3.  Parallel bills in the Texas House and Senate during the current legislative session attempted to specifically make “a voucher submitted or to be submitted under [Chapter 660 of the Government Code] confidential and may not be disclosed under the PIA” if the voucher was for expenses incurred in protecting an elected official or the official's family. H.B. 3131, 82nd Leg. R.S., § 1 (introduced March 10, 2011); S.B.1923, 82nd Leg., R.S., § 1 (introduced April 29, 2011). Neither bill came to a vote before each bill's respective chamber during the regular session. During the special session in June 2011, Senate Bill 1 was amended to make vouchers or other reimbursement forms confidential for a period of eighteen months following the date of travel “if the reimbursement or travel expense incurred by a peace officer while assigned to provide protection for an elected official of this state or a member of the elected official's family.” S.B. 1, 82nd Leg., 1 st C.S., § 79A.01 (introduced May 31, 2011). Following the eighteen-month period, the vouchers “become subject to disclosure under Chapter 552 and are not excepted from public disclosure or confidential under that chapter or other law,” with seven exceptions, including the personal safety exception. Id. During the eighteen-month period, agencies are required to submit expense summaries providing specified, detailed information. Id. The Legislature has provided that this Court will have “original and exclusive mandamus jurisdiction” over the construction, applicability, or constitutionality of the amendment, and the amendment applies only to vouchers created on or after September 1, 2011. Id.; see also id. § 80. The Governor has not yet taken action on the bill.Because the vouchers at issue in this case are not covered by the new section, its interpretation is not before this Court.

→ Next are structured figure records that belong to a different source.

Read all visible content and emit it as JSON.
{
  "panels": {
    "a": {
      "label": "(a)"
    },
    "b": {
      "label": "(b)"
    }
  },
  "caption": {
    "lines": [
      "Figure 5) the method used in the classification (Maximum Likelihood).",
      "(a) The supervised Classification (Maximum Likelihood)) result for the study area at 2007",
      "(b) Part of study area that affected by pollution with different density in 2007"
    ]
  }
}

4.  The original enacting legislation added the exception as section 552.151. See Act of May 31, 2009, 81st Leg., R.S., ch. 283, § 4, 2009 Tex. Gen. Laws 742, 743 (codified at Tex. Gov't Code § 552.151). This session, the Legislature redesignated the section as section 552.152, effective September 1, 2011. See Act of May 5, 2011, 82nd Leg., R.S., S.B. 1303, § 27.001(20). For the sake of clarity, this opinion will refer to the provision as presently in force, section 552.151.

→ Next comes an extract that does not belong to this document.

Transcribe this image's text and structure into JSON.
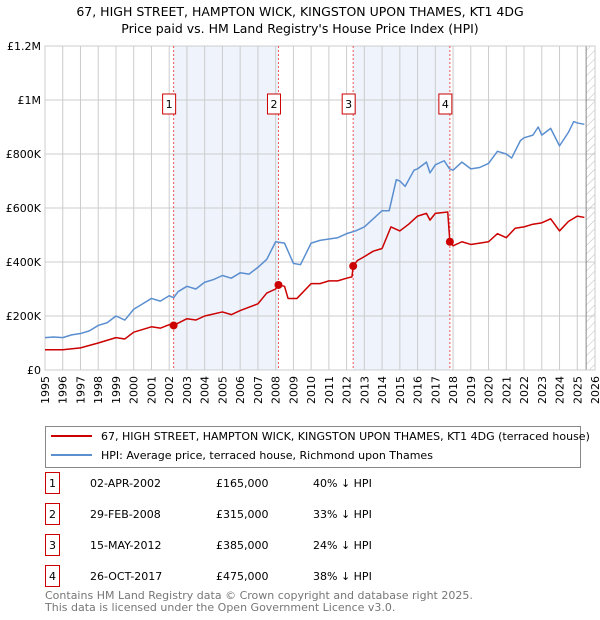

5.  Examples include trade secrets, privilege, public disclosure of private facts, and gag orders during trial. See In re Bass, 113 S.W.3d 735, 739 (Tex.2003) (defining trade secrets); Restatement (Third) of Unfair Competition §§ 39, 40, 41 (similarly defining trade secrets and remedies available for protection of trade secrets); Tex.R. Civ. P. 193.3 (setting standards for asserting privileges in discovery); In re E.I. DuPont de Nemours & Co., 136 S.W.3d 218, 222–23 (Tex.2004) (per curiam) (providing for mandamus relief for erroneous rulings on privileged documents); Indus. Found. of the S. v. Tex. Ind. Accident Bd., 540 S.W.2d 668, 682–83 (Tex.1976) (plurality op.) (discussing the tort of public disclosure of private facts); Davenport v. Garcia, 834 S.W.2d 4, 10 (Tex.1992) (discussing a court's authority to issue gag orders).

6.  See City of Dallas, 304 S.W.3d at 395 n. 5 (Wainwright, J., dissenting) (citing 151 Cong. Rec. S1525–26 (Feb. 16, 2005) (statement of Senator John Cornyn)).

Chief Justice JEFFERSON delivered the opinion of the Court, joined by Justice HECHT, Justice GREEN, Justice GUZMAN, and Justice LEHRMANN.

Justice WAINWRIGHT delivered a concurring opinion, joined by Justice JOHNSON. Justice MEDINA and Justice WILLETT did not participate in the decision.